GAFAなどのサービスを使う際に渡した個人情報が、何にどう使われているかがわからないという漠然とした不安がありましたが、そこに発生したのがフェースブックによる個人情報流出事件。流出したのは5000万人とも9000万人とも報道されています。
そこでEUでは特定の企業が個人情報を独占的に集めて商売するのはまかりならんと、「消費者の個人情報を消費者の手に取り戻す」と決め、2018年にはEU一般データ保護規制(GDPR)」が制定され、一定の歯止めがかかるようになりました。

個人情報を適切に扱う情報銀行がスタート

個人情報は適切に扱わないといけませんが弊害も出てきました。

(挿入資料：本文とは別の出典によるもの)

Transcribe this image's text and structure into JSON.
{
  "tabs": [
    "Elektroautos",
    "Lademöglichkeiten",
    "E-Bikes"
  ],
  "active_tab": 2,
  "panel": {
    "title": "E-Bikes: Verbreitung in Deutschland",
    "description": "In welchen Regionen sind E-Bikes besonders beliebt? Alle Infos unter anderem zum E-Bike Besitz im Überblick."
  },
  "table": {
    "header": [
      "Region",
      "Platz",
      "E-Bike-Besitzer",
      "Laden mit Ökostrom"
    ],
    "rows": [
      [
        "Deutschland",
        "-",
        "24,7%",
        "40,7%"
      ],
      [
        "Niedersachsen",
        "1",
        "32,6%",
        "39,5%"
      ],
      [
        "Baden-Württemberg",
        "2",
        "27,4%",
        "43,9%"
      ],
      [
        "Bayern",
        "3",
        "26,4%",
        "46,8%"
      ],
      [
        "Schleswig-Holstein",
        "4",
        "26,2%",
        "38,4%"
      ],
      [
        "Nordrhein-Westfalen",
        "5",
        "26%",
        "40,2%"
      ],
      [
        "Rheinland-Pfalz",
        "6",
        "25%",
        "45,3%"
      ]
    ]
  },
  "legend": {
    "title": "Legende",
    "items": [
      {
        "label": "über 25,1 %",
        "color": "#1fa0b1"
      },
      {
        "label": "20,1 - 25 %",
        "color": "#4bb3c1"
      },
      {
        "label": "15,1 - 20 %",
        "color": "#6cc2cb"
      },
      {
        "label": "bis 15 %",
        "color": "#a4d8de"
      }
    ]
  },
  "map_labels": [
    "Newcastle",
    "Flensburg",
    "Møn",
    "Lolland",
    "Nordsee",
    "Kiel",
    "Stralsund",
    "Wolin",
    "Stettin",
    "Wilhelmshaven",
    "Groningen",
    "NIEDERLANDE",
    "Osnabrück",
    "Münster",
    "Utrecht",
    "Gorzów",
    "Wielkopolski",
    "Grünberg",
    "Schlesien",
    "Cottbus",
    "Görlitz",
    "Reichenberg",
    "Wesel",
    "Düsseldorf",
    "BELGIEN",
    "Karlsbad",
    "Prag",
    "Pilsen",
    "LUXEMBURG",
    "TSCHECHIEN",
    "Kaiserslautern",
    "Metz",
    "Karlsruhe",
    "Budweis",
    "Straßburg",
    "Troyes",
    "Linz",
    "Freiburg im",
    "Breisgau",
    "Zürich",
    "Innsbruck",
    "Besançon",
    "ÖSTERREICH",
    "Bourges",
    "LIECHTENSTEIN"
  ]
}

JR東日本がスイカ(Suica)の情報をビッグデータとして売ろうとしたところ、「35歳・男性・会社員」といった個人が特定できない情報にも関わらず、発売直後から「個人情報保護の観点で問題があるのでは?」という指摘が多数あり、販売中止に追い込まれてしまいました。 そこで自分で納得して個人情報を提供してもらいビッグデータとして販売し、対価を本人に支払う情報銀行の仕組みが考えられました。個人情報保護法が改正され情報銀行開設の道が開けられます。

情報銀行とは

情報銀行とは個人のデータを預かり、本人の同意を得たうえで第三者(他の事業者)などに提供するシステムです。自分で個人情報をコントロールするところがミソです。利用者はどこまでの情報を第三者に提供するかを選択することができ、提供先の企業も自分の意志で決めることができます。情報提供の対価についてはポイントや自分向けのお得な情報の形になります。情報を預けると利子のような対価がもらえるので、まさに銀行です。
ビッグデータでの提供以外に一人ひとりにあったワンツーワンマーケティングが考えられます。例えば、家族構成や家の間取り、ガスや電気の使用量を提供すれば自分に本当にあった料金プランやどの会社と契約すればよいか価格比較ができます。オーダーメードの料金プランを提供する会社も登場するようになるでしょう。また個々の医療情報を登録しておけば、全国どこでも治療のためのデータが引き出せる医療サービスが考えられます。高齢化がすすむなかで必要なサービスになっていくでしょう。

情報銀行は各社で社員を使った実験を行っており、実験が終わり次第、これから続々と登場します。